Sono i gatti “re” dei loro quartieri, ormai conosciuti da tutti. E non è raro vedere qualche savonese che si ferma ad accarezzarli, li fotografa per poi pubblicarli sui propri social. Quello più “mediatico” è Ronnie, al quale le proprietarie dedicano una pagina Instagram (“Alla ricerca di Ronnie”), aggiornata con video e foto dei savonesi o degli operatori del San Paolo che lo trovano a gironzolare nella zona dell’ospedale. Ma c’è anche qualche paziente che, in attesa degli esami, riesce a ridurre la tensione accarezzandolo.
Romeo, invece, è uno spirito totalmente libero, ma anche lui compare periodicamente su alcune pagine Facebook dedicate alla vita cittadina. A Zinola è una vera istituzione: c’è chi lo saluta ogni mattina e chi si preoccupa che abbia sempre cibo e acqua.
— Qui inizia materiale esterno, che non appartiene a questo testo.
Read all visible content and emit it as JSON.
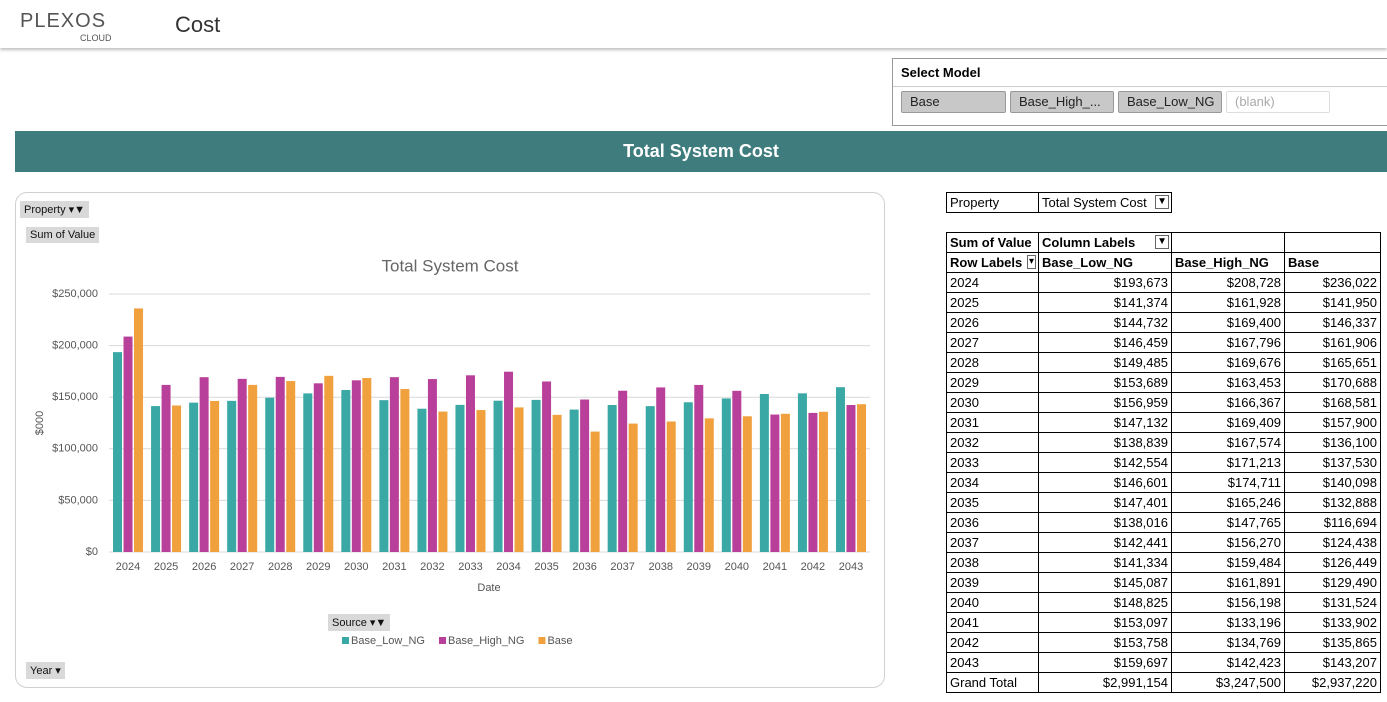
{
  "header": {
    "logo": "PLEXOS",
    "logo_sub": "CLOUD",
    "title": "Cost"
  },
  "slicer": {
    "title": "Select Model",
    "items": [
      "Base",
      "Base_High_...",
      "Base_Low_NG",
      "(blank)"
    ]
  },
  "banner": "Total System Cost",
  "pivot_buttons": {
    "property": "Property",
    "sum": "Sum of Value",
    "source": "Source",
    "year": "Year"
  },
  "chart_data": {
    "type": "bar",
    "title": "Total System Cost",
    "x_label": "Date",
    "y_label": "$000",
    "categories": [
      "2024",
      "2025",
      "2026",
      "2027",
      "2028",
      "2029",
      "2030",
      "2031",
      "2032",
      "2033",
      "2034",
      "2035",
      "2036",
      "2037",
      "2038",
      "2039",
      "2040",
      "2041",
      "2042",
      "2043"
    ],
    "ylim": [
      0,
      250000
    ],
    "yticks": [
      {
        "value": 0,
        "label": "$0"
      },
      {
        "value": 50000,
        "label": "$50,000"
      },
      {
        "value": 100000,
        "label": "$100,000"
      },
      {
        "value": 150000,
        "label": "$150,000"
      },
      {
        "value": 200000,
        "label": "$200,000"
      },
      {
        "value": 250000,
        "label": "$250,000"
      }
    ],
    "grid": true,
    "series": [
      {
        "name": "Base_Low_NG",
        "color": "#3aa8a4",
        "values": [
          193673,
          141374,
          144732,
          146459,
          149485,
          153689,
          156959,
          147132,
          138839,
          142554,
          146601,
          147401,
          138016,
          142441,
          141334,
          145087,
          148825,
          153097,
          153758,
          159697
        ],
        "value_labels": [
          "$193,673",
          "$141,374",
          "$144,732",
          "$146,459",
          "$149,485",
          "$153,689",
          "$156,959",
          "$147,132",
          "$138,839",
          "$142,554",
          "$146,601",
          "$147,401",
          "$138,016",
          "$142,441",
          "$141,334",
          "$145,087",
          "$148,825",
          "$153,097",
          "$153,758",
          "$159,697"
        ]
      },
      {
        "name": "Base_High_NG",
        "color": "#b8409a",
        "values": [
          208728,
          161928,
          169400,
          167796,
          169676,
          163453,
          166367,
          169409,
          167574,
          171213,
          174711,
          165246,
          147765,
          156270,
          159484,
          161891,
          156198,
          133196,
          134769,
          142423
        ],
        "value_labels": [
          "$208,728",
          "$161,928",
          "$169,400",
          "$167,796",
          "$169,676",
          "$163,453",
          "$166,367",
          "$169,409",
          "$167,574",
          "$171,213",
          "$174,711",
          "$165,246",
          "$147,765",
          "$156,270",
          "$159,484",
          "$161,891",
          "$156,198",
          "$133,196",
          "$134,769",
          "$142,423"
        ]
      },
      {
        "name": "Base",
        "color": "#f0a03c",
        "values": [
          236022,
          141950,
          146337,
          161906,
          165651,
          170688,
          168581,
          157900,
          136100,
          137530,
          140098,
          132888,
          116694,
          124438,
          126449,
          129490,
          131524,
          133902,
          135865,
          143207
        ],
        "value_labels": [
          "$236,022",
          "$141,950",
          "$146,337",
          "$161,906",
          "$165,651",
          "$170,688",
          "$168,581",
          "$157,900",
          "$136,100",
          "$137,530",
          "$140,098",
          "$132,888",
          "$116,694",
          "$124,438",
          "$126,449",
          "$129,490",
          "$131,524",
          "$133,902",
          "$135,865",
          "$143,207"
        ]
      }
    ]
  },
  "table": {
    "filter_label": "Property",
    "filter_value": "Total System Cost",
    "value_header": "Sum of Value",
    "column_header": "Column Labels",
    "row_header": "Row Labels",
    "grand_total_label": "Grand Total",
    "grand_totals": [
      "$2,991,154",
      "$3,247,500",
      "$2,937,220"
    ]
  }
}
Infine Harry, il più “social” tra i negozianti dell’Oltreletimbro: entra ed esce dai locali, si concede alle coccole dei clienti e non disdegna qualche posa davanti agli smartphone. È diventato una presenza fissa per chi vive e lavora nella zona, quasi una mascotte del quartiere.
Tempo fa qualcuno, vedendo un gatto che gli somigliava investito da un’auto, aveva lanciato l’allarme, causando scompiglio nel quartiere. Ma non si trattava di Harry, che continua a gironzolare per la via, sempre pronto per una carezza.
Insomma, tre gatti e tre storie diverse, ma unite da un filo comune: l’affetto dei savonesi che fanno quasi a gara per raccontarli sulle pagine social.